Keynote Speech 1:

Driverless Car Technologies

Manukid Parnichkun

Asian Institute of Technology, Thailand

Abstract: Driverless car was widely known for the first time from DARPA Grand Challenge in 2004 which was a competition of driverless cars in the desert area. The competition was evolved to DARPA Urban Challenge in 2007 which was a competition in an urban area. Since then researches and developments of driverless cars have been conducted extensively for commercialization purposes for example; driverless cars by Google, an electrical car with driver assisting functions by Tesla. Today most of the car manufacturers research and develop driverless cars actively. In Thailand, the Thai Robotics Society started its activity on driverless cars since 2005. Thailand Intelligent Vehicle Challenge was organized by the society during 2007-2009. The competition became more challenged with the platform of the bicycle in the BicyRobo Thailand Championship organized during 2010-2012.

This talk will present the key devices and control algorithms behind driverless car technologies. Technologies used by Google cars and Tesla will be firstly presented and compared. In the latter part of the talk, the control algorithms used for speed control, heading control, waypoints tracking, and obstacles avoidance of driverless cars, unmanned bicycle, and autonomous forklift developed at the Asian Institute of Technology (AIT) will be presented.

Biography: Manukid Parnichkun is currently a professor at the Mechatronics program, Asian Institute of Technology. He received B.Eng. from Mechanical Engineering, Chulalongkorn University in 1991, M.Eng. and Ph.D. from Precision Machinery Engineering, the University of Tokyo in 1993 and 1996 respectively. He joined the Asian Institute of Technology as an assistant professor in 1996. He was promoted to Associate Professor in 2001, and professor in 2016. He supervised and graduated 21 doctoral students and 172 master students. He was the founding committee of the Thai Robotics Society (TRS) and later became editor-in-chief of the society journal. He was elected to be the president of the Thai Robotics Society during 2003-2005. He organized and chaired several conferences and robot competitions. His research interests are Mechatronics, Robotics, Control, and Measurement.


Keynote Speech 2:

Exploring Lunar Caves using Highly Mobile Robotics

Ben Parslew

The University of Manchester, UK

Abstract: Lunar pit craters are a mysterious topographical feature on the Moon, believed to be openings to underground lava tubes. These pits have steep walls and can be tens or hundreds of meters in diameter, making them extremely challenging to explore. However, understanding the formation of lunar lava tubes has a high geological significance, warranting the risk of descending into these subsurface tunnels. A viable route to investigating pit craters is to deploy highly mobile robotic devices that can negotiate complex topography and conduct remote scientific sampling missions.

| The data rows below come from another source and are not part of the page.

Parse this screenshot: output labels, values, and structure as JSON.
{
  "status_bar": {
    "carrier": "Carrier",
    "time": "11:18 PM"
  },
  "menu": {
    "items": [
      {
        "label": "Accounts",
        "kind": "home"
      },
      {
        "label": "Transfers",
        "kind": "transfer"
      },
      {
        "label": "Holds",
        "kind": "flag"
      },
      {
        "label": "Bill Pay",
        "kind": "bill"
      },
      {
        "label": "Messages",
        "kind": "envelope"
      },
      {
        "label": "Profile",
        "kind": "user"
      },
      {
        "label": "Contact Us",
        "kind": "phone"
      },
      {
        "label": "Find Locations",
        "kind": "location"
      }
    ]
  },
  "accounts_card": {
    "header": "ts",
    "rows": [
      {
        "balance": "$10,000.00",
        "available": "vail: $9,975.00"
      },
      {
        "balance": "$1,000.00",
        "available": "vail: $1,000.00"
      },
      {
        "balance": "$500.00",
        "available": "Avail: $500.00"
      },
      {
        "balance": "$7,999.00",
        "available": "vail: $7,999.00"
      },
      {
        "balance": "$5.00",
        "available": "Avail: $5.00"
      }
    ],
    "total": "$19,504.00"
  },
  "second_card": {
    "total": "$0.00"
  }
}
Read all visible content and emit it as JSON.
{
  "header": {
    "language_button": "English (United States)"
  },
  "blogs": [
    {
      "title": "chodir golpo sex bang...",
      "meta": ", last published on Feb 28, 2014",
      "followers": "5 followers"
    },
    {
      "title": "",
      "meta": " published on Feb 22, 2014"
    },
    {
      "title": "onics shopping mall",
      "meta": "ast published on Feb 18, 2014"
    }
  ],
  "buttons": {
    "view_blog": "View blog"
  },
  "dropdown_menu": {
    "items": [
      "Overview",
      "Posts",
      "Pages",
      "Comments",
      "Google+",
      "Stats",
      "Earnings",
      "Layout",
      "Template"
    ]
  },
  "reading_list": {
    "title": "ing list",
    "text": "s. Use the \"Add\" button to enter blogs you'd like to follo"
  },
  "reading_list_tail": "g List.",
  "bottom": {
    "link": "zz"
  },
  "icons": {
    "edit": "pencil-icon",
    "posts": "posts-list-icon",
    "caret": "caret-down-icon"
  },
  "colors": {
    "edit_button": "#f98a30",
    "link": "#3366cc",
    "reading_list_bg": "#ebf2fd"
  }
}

This presentation discusses the development of lunar mobile robotics, along with the specific challenges associated with lunar subsurface missions – high-temperature variation, unknown surface debris, and strict system mass budgets.  An overview will be given of the current state-of-the-art in this field, as well as ongoing work on lunar hopping robotics conducted at The University of Manchester. This includes the development of computational and experimental models of the lunar terradynamics, and also the design of a hopping robotic platform that will explore lunar pit craters in the future.

Biography: Ben Parslew is a senior lecturer in Aerospace Engineering at the University of Manchester, and an Adjunct Professor at the International School of Engineering, Faculty of Engineering, Chulalongkorn University. His background is in aerodynamics, biomechanics, and bioinspired robotics. He has a particular interest in the locomotion of animals, including hopping, swimming, and flying.

Ben obtained his undergraduate degree in Aerospace Engineering from UMIST in 2003, and Master’s in Fluid Dynamics from The University of Manchester in 2005. Ben completed a Ph.D. in Animal Flight Modelling in 2010 and was then awarded an EPSRC Doctoral Prize Fellowship in 2011 to continue this work at Manchester. Ben was later employed as a research associate funded by BAE Systems and then went on to become a lecturer at Manchester in 2013, teaching courses in Modelling and Simulation and UAV Design. He was recently appointed as an Adjunct Professor in Aerospace Engineering at Chulalongkorn University, where he teaches courses on Experimental Flight Mechanics and Biomimetics.